The increased odds of the occurrence of a symptomatic hip was 21.6% (p=0.009), 13% (p=0.049), 7.1% (p=0.025) and 6.8% (p=0.046) for each additional measured change within each of these parameters respectively
Of note, in contrast to asymptomatic patients, a large proportion of the patients who were symptomatic and required further surgery either worked in a heavy job (31%), had psychiatric problems (23%), suffered previous trauma (10%) or had signs of early degeneration (‘moderate’ Tonnis Grade, 10%). Each of these factors individually have been shown in previous studies to increase the risk of disease progression, poor outcome and need for further surgery.
Much of the focus of the discussion highlighted results from previous literature and not directly related to the results found in this paper. Ultimately, the authors do report that 81% of asymptomatic hips (with radiographic signs of FAI) become symptomatic with an average of 2 years and that 58% of asymptomatic hips require further surgery.

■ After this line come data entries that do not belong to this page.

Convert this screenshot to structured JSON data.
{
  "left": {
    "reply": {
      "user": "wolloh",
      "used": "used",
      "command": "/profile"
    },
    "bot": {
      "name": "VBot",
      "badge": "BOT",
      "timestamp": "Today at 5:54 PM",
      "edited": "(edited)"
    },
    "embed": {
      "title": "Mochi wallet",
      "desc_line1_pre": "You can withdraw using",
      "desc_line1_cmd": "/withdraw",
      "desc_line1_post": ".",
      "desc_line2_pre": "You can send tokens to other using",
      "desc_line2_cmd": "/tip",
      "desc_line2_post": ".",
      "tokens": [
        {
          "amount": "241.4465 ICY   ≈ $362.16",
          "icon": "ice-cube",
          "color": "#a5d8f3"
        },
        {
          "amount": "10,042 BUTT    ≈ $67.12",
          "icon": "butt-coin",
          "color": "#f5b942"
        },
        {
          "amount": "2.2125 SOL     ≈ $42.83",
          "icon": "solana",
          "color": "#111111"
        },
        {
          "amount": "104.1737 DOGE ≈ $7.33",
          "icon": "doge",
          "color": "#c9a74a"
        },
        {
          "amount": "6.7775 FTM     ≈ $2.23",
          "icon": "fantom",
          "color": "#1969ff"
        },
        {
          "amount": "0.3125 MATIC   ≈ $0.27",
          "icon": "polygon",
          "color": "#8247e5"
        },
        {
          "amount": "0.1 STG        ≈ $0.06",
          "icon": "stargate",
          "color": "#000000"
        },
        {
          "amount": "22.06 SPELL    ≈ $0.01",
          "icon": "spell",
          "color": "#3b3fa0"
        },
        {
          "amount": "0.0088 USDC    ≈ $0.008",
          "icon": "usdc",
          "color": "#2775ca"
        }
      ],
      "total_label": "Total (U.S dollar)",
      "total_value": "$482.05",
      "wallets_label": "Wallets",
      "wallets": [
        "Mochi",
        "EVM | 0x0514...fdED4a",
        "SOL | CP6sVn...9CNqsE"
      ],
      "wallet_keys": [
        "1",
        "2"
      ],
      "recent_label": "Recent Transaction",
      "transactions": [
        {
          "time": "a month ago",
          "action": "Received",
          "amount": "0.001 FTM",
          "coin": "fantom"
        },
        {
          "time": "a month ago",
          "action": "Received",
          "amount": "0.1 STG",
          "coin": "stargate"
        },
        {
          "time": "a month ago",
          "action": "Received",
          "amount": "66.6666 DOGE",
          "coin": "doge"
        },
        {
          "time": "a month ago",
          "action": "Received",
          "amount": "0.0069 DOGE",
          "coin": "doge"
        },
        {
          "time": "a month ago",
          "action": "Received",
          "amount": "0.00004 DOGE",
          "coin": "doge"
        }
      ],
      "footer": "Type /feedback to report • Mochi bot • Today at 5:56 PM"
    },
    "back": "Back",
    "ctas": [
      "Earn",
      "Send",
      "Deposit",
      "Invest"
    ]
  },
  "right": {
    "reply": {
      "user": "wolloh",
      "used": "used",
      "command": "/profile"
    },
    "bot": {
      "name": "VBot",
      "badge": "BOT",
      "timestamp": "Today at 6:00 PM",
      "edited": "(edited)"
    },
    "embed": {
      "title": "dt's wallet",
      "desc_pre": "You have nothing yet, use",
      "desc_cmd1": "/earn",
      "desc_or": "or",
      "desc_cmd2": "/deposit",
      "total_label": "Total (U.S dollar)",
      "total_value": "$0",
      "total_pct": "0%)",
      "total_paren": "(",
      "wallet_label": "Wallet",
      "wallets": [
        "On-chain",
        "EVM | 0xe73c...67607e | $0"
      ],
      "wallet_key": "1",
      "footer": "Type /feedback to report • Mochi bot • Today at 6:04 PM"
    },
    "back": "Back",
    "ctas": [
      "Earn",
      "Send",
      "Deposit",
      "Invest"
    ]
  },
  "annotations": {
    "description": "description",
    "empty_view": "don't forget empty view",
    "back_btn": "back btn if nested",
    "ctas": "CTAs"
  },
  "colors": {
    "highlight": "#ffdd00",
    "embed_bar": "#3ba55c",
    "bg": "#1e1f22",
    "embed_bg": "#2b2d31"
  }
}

This study does not fully address what the ‘fate of the asymptomatic hip is’. It reports the prevalence of contralateral hip becoming symptomatic after you have had initial FAI surgery. It was considered there was a disconnect with the title of the paper and the overall conclusion
The overall concept of this paper is good and is certainly a question that needs answered but unfortunately this paper does not provide that answer. Limitations in the information provided to the reader in terms of diagnosis, radiographic parameters and patient-reported outcome measures (which form the basis of their decision) at specific time points hinder the ability for the reader to make any firm assumptions that these are actually FAI patients. It is unclear at what timepoint and to what degree patients became symptomatic and importantly given the small group sizes , there is a high probability of type II errors undermining the accuracy of the statistical analysis.